Serpentine narrow alleys, lined with old, white stones walls and houses that illustrate Cairo’s long history, lead you between the area’s seven churches to ancient cemeteries.
Step by step, the noise of busy streets, merchants, and workshops begins to fade as the path leads to the Greek Cemetery. It is not gloomy, walking amid the tomb stones, and the carefully carved Gothic statues and crosses that mark the final resting place of the old Greek Orthodox families, but rather calm and serene.
“Most of the Greek families left,” said Salah, who has been working in the cemetery for the last 40 years, tending to the dead. He estimates that there about 50 families left in Egypt. “Those still visit their dead.”
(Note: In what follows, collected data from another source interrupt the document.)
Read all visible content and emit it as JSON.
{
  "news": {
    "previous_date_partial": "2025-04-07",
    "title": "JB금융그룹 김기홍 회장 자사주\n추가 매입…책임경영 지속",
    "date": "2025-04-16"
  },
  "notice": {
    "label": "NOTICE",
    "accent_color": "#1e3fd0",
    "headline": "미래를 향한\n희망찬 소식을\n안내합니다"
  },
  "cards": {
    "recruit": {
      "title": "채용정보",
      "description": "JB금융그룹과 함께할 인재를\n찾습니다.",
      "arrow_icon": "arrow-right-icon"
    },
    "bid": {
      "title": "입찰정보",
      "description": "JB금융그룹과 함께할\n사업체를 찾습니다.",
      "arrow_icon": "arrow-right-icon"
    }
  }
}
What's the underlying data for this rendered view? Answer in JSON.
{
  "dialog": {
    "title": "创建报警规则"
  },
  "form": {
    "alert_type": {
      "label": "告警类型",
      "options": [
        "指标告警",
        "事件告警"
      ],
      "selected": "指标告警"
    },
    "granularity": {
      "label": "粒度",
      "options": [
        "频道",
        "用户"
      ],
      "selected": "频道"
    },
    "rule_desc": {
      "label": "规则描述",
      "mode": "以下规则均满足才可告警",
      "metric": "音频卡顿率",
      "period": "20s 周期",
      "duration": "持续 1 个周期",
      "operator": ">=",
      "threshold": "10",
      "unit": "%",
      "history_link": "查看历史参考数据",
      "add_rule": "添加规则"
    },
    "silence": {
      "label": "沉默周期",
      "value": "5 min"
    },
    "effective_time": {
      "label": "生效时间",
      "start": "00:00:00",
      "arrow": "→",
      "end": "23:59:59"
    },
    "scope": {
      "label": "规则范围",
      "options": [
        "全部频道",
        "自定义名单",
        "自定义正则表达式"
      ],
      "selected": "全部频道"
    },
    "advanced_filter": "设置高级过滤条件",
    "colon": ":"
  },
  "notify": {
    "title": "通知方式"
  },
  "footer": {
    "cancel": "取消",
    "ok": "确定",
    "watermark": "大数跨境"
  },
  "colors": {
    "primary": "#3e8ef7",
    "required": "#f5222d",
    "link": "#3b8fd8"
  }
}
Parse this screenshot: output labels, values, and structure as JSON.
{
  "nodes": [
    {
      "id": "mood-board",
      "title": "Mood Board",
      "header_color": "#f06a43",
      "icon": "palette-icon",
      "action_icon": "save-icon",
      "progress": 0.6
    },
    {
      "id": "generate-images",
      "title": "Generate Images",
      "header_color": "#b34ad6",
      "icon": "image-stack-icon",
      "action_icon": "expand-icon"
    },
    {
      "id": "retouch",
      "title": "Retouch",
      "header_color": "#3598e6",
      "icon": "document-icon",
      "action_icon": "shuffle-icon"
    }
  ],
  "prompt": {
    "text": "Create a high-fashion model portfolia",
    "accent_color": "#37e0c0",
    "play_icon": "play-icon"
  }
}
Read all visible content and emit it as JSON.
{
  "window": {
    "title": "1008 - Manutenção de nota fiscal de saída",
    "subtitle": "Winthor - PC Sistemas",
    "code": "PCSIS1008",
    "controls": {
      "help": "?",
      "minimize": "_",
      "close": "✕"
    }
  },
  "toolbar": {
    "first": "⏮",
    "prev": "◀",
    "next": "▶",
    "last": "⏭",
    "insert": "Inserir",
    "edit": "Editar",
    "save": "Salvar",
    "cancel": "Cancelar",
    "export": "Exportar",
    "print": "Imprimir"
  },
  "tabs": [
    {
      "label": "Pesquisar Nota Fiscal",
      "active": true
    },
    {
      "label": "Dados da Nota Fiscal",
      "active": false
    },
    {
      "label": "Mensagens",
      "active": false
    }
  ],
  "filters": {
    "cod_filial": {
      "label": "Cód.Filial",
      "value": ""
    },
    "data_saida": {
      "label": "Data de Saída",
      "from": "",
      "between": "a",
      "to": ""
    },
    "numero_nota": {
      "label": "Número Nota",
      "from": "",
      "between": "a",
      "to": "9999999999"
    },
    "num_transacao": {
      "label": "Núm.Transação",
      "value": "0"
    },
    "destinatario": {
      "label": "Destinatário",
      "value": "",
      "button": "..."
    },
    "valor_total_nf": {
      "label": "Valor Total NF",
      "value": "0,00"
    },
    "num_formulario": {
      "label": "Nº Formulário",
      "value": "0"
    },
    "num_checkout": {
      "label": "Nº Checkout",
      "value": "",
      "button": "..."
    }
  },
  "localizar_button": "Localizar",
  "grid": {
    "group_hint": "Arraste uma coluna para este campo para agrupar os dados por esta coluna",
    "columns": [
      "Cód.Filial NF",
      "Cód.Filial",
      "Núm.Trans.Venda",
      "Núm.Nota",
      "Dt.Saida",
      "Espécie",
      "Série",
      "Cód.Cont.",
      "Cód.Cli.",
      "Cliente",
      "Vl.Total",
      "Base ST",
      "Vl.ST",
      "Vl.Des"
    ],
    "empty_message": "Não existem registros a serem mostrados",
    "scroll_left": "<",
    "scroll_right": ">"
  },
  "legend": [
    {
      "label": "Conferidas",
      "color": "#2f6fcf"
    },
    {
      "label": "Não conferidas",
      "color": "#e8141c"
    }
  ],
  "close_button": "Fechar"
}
Just a narrow alley, filled with bazaars and bookshops, separates the Greek Cemetary from the poorer Coptic Orthodox Cemetery on the other side of the district.
St. Berbara’s Coptic Orthodox Cemetery is one of the oldest in Cairo, believed to be built around the 5th Century.
Like their Pharaoh ancestors, Copts don’t simply bury their dead. Rather than rows of tombstones, the graveyards is filled with one story rooms, guarded with religious icons, statues, and rusty locks where the bodies are kept safe from theft.
Down the pathways and ruins of un-visited tombs and withering flowers, there’s a remarkable tomb that speaks of a great love long lost.
The red bricks of the tomb’s walls are all covered in written messages left by one faithful husband for his late wife – messages of longing, of birthday memories, and of missed milestones, such as the graduation of the couple’s daughter. The long conversations span what seems to be years.